Back to Ideas

By Simons Chase

March 2026

Taste Is a Generative Fork Done Right

AI & Aesthetics

Taste is one of those words that gets invoked constantly in conversations about AI and stubbornly resists definition. People reach for it because something is clearly missing in most AI output — some quality of rightness, of proportion, of knowing when to stop. But what they mean by it is rarely examined.

The standard assumption is that taste and generativity are in tension. Taste cuts; generativity produces. The editor versus the writer. But that framing is wrong, and getting it wrong matters. Taste isn't the brake on generativity. It's the steering.

When generativity is done well, the discrimination is already inside the act. The choices made while generating — which direction to follow, which association to pursue, when a thought has found its form — those are taste operating in real time, not applied afterward as a corrective. The best writers don't write and then edit. They generate with a running editorial sensibility. The generation and the judgment are simultaneous.

This tightens into something precise: taste is a generative fork done right. A fork is not a filter. It doesn't arrive after the fact to trim the excess. It is the generation — the moment where one path is taken and the others are implicitly abandoned. Every creative act is a continuous series of forks: this word not that one, this image not the adjacent one, this structure not the obvious one. The fork is the thought.

"Done right" is where taste enters. A fork done right means the chosen path has some quality of necessity to it, even though it wasn't inevitable. The right turn that feels, retrospectively, like the only turn. And crucially, a fork done right opens something — it discovers territory that the unchosen paths wouldn't have revealed. This is what distinguishes taste from mere preference. Preference closes. Taste opens.

For AI, the implication is uncomfortable. Current models don't really fork. They probability-weight across a distribution and sample. That looks like forking from the outside, but it lacks the commitment a genuine fork requires — the foreclosure of alternatives as a meaningful act. Most AI fills space because it has no felt sense of when the space is full. It generates until some threshold is hit, not toward any resolution. A fork done right knows what it's giving up. The model doesn't.

There is a more precise way to say this. In a separate paper on homeostatic regulation and LLM inference architecture, I proposed that biological drives function as context injection — interoceptive signals that don't encode solutions but narrow the probability distribution toward certain attractors. Thirst doesn't tell you to drink water. It increases the precision of inference until water-seeking becomes the overwhelmingly probable output. The signal constrains; the action emerges.

Taste operates the same way. It is not an instruction about what the right word is. It is an internal pressure — accumulated from exposure, sensibility, the felt weight of a lifetime of discriminations — that increases the precision of the generative act. Under taste, the distribution narrows. The fork becomes less arbitrary. The path taken acquires its quality of necessity not because taste pointed to it explicitly, but because taste made it the attractor.

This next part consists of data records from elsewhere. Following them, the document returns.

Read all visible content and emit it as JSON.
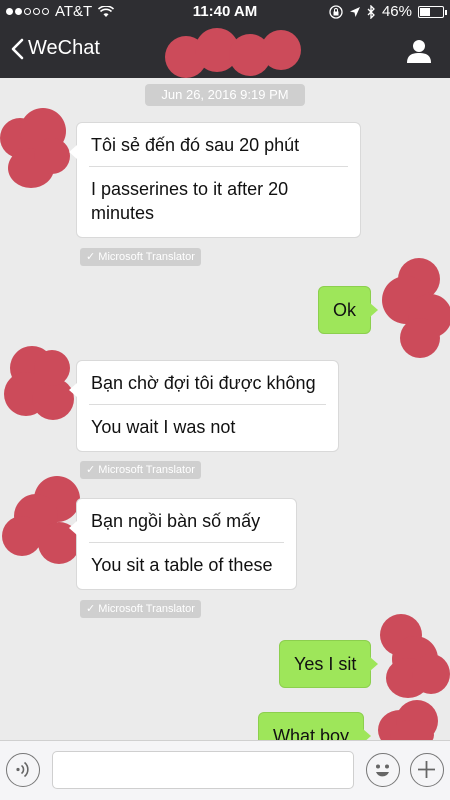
{
  "status_bar": {
    "carrier": "AT&T",
    "time": "11:40 AM",
    "battery": "46%",
    "battery_level": 0.46,
    "signal_dots_filled": 2,
    "signal_dots_total": 5,
    "icons": [
      "wifi-icon",
      "lock-rotation-icon",
      "location-arrow-icon",
      "bluetooth-icon"
    ]
  },
  "nav": {
    "back_label": "WeChat",
    "contact_icon": "person-icon"
  },
  "chat": {
    "timestamp": "Jun 26, 2016 9:19 PM",
    "translator_label": "Microsoft Translator",
    "messages": [
      {
        "direction": "in",
        "original": "Tôi sẻ đến đó sau 20 phút",
        "translation": "I passerines to it after 20 minutes"
      },
      {
        "direction": "out",
        "text": "Ok"
      },
      {
        "direction": "in",
        "original": "Bạn chờ đợi tôi được không",
        "translation": "You wait I was not"
      },
      {
        "direction": "in",
        "original": "Bạn ngồi bàn số mấy",
        "translation": "You sit a table of these"
      },
      {
        "direction": "out",
        "text": "Yes I sit"
      },
      {
        "direction": "out",
        "text": "What boy"
      }
    ]
  },
  "input_bar": {
    "voice_icon": "voice-icon",
    "emoji_icon": "emoji-icon",
    "plus_icon": "plus-icon",
    "input_value": ""
  },
  "colors": {
    "header_bg": "#2e2e32",
    "chat_bg": "#ebebeb",
    "outgoing_bubble": "#9ee65a",
    "incoming_bubble": "#ffffff",
    "redaction": "#cc4b5a"
  }
}
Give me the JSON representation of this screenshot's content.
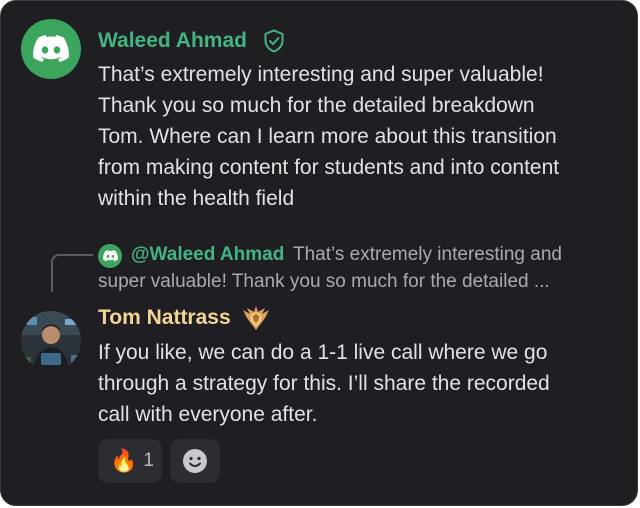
{
  "message1": {
    "author": "Waleed Ahmad",
    "lines": [
      "That’s extremely interesting and super valuable!",
      "Thank you so much for the detailed breakdown",
      "Tom. Where can I learn more about this transition",
      "from making content for students and into content",
      "within the health field"
    ]
  },
  "reply_preview": {
    "mention": "@Waleed Ahmad",
    "text_line1": "That’s extremely interesting and",
    "text_line2": "super valuable! Thank you so much for the detailed ..."
  },
  "message2": {
    "author": "Tom Nattrass",
    "lines": [
      "If you like, we can do a 1-1 live call where we go",
      "through a strategy for this. I’ll share the recorded",
      "call with everyone after."
    ]
  },
  "reactions": [
    {
      "emoji": "🔥",
      "count": "1"
    },
    {
      "icon": "add-reaction-icon"
    }
  ],
  "colors": {
    "background": "#1f1f23",
    "author1": "#43b581",
    "author2": "#f3d594",
    "text": "#e1e2e5",
    "muted": "#a9abb2"
  }
}
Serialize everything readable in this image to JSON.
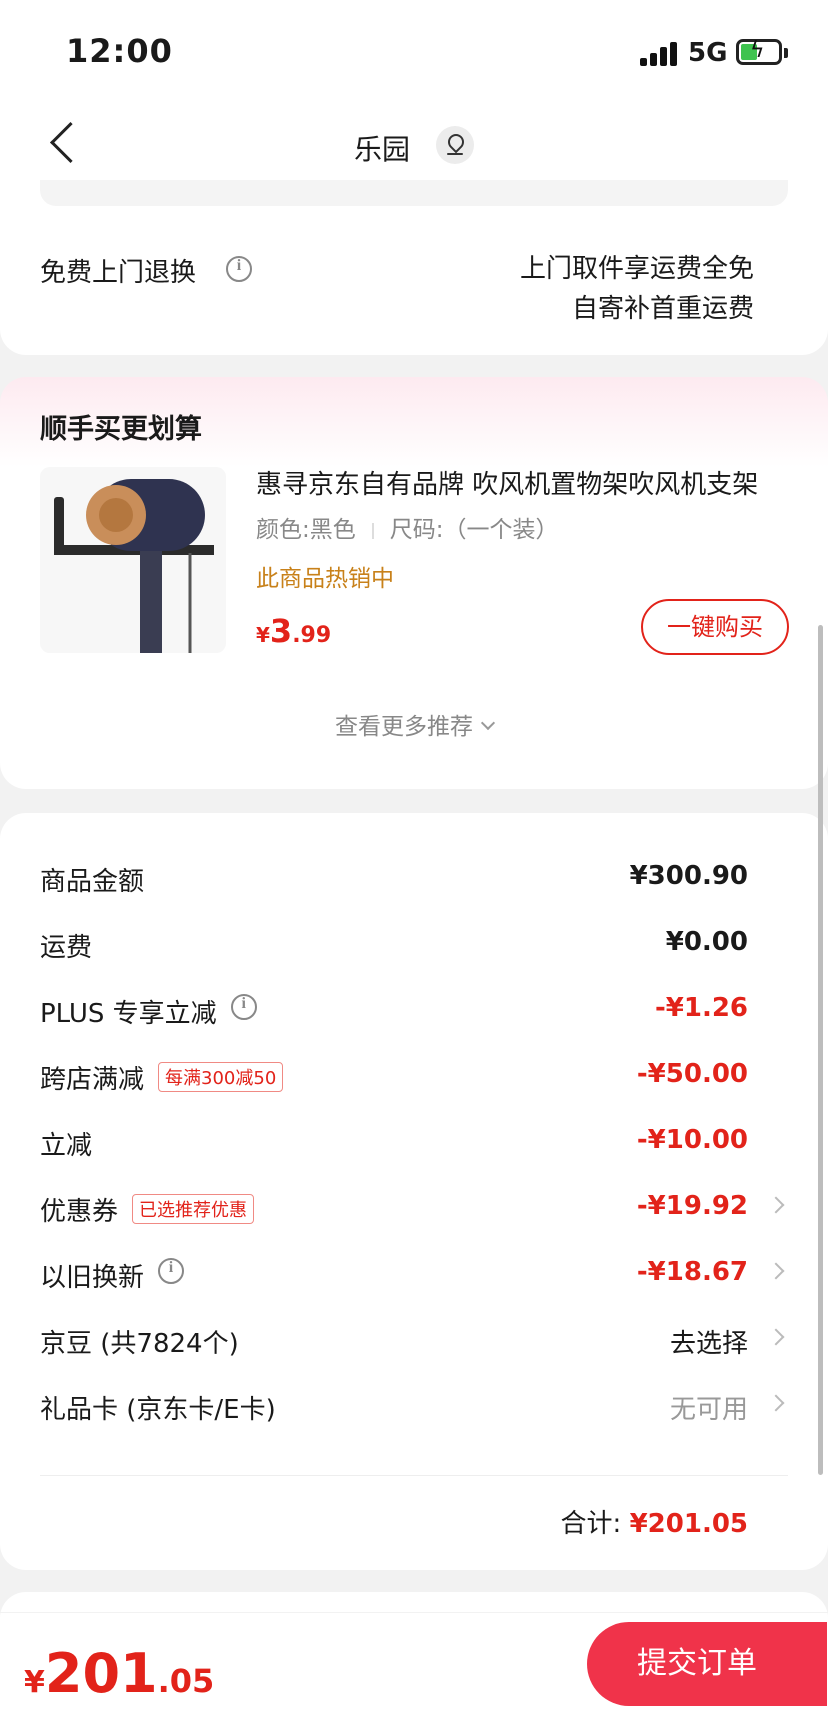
{
  "status_bar": {
    "time": "12:00",
    "network": "5G"
  },
  "nav": {
    "title": "乐园"
  },
  "return_service": {
    "label": "免费上门退换",
    "line1": "上门取件享运费全免",
    "line2": "自寄补首重运费"
  },
  "recommend": {
    "title": "顺手买更划算",
    "product": {
      "name": "惠寻京东自有品牌 吹风机置物架吹风机支架",
      "color": "颜色:黑色",
      "size": "尺码:（一个装）",
      "hot_label": "此商品热销中",
      "price_symbol": "¥",
      "price_int": "3",
      "price_dec": ".99",
      "buy_label": "一键购买"
    },
    "more_label": "查看更多推荐"
  },
  "summary": {
    "rows": [
      {
        "label": "商品金额",
        "value": "¥300.90"
      },
      {
        "label": "运费",
        "value": "¥0.00"
      },
      {
        "label": "PLUS 专享立减",
        "value": "-¥1.26"
      },
      {
        "label": "跨店满减",
        "tag": "每满300减50",
        "value": "-¥50.00"
      },
      {
        "label": "立减",
        "value": "-¥10.00"
      },
      {
        "label": "优惠券",
        "tag": "已选推荐优惠",
        "value": "-¥19.92"
      },
      {
        "label": "以旧换新",
        "value": "-¥18.67"
      },
      {
        "label": "京豆 (共7824个)",
        "value": "去选择"
      },
      {
        "label": "礼品卡 (京东卡/E卡)",
        "value": "无可用"
      }
    ],
    "total_label": "合计:",
    "total_value": "¥201.05"
  },
  "bottom_bar": {
    "price_symbol": "¥",
    "price_int": "201",
    "price_dec": ".05",
    "submit_label": "提交订单"
  },
  "colors": {
    "accent": "#e2231a",
    "hot": "#c8811a",
    "submit_bg": "#f0334a"
  }
}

This also explains the failure mode more exactly. The problem with most AI output isn't that it generates badly in any single moment. It's that it stays in a high-temperature, low-precision state throughout — broadly sampling, never narrowing, because there is no internal pressure driving the distribution toward resolution. No constraint, no fork done right. Just warm, even, probabilistic flow, filling the available space.

Which is why the user is not a passive recipient. What makes a conversation generative — what allows something unique and irreducible to surface — is the time and context a person is willing to bring to it. A selflet doesn't fork well in a vacuum. It forks well when the conversation has depth, when the person has given enough of themselves that the distribution has something real to narrow toward. The user's context is the interoceptive signal. Without it, there is no attractor. Without an attractor, there is no fork. And without a fork, there is no taste.

---

Chase, S. (2025). "Homeostatic drive as policy precision: Understanding biological motivation through large language model inference architecture." Academia.edu.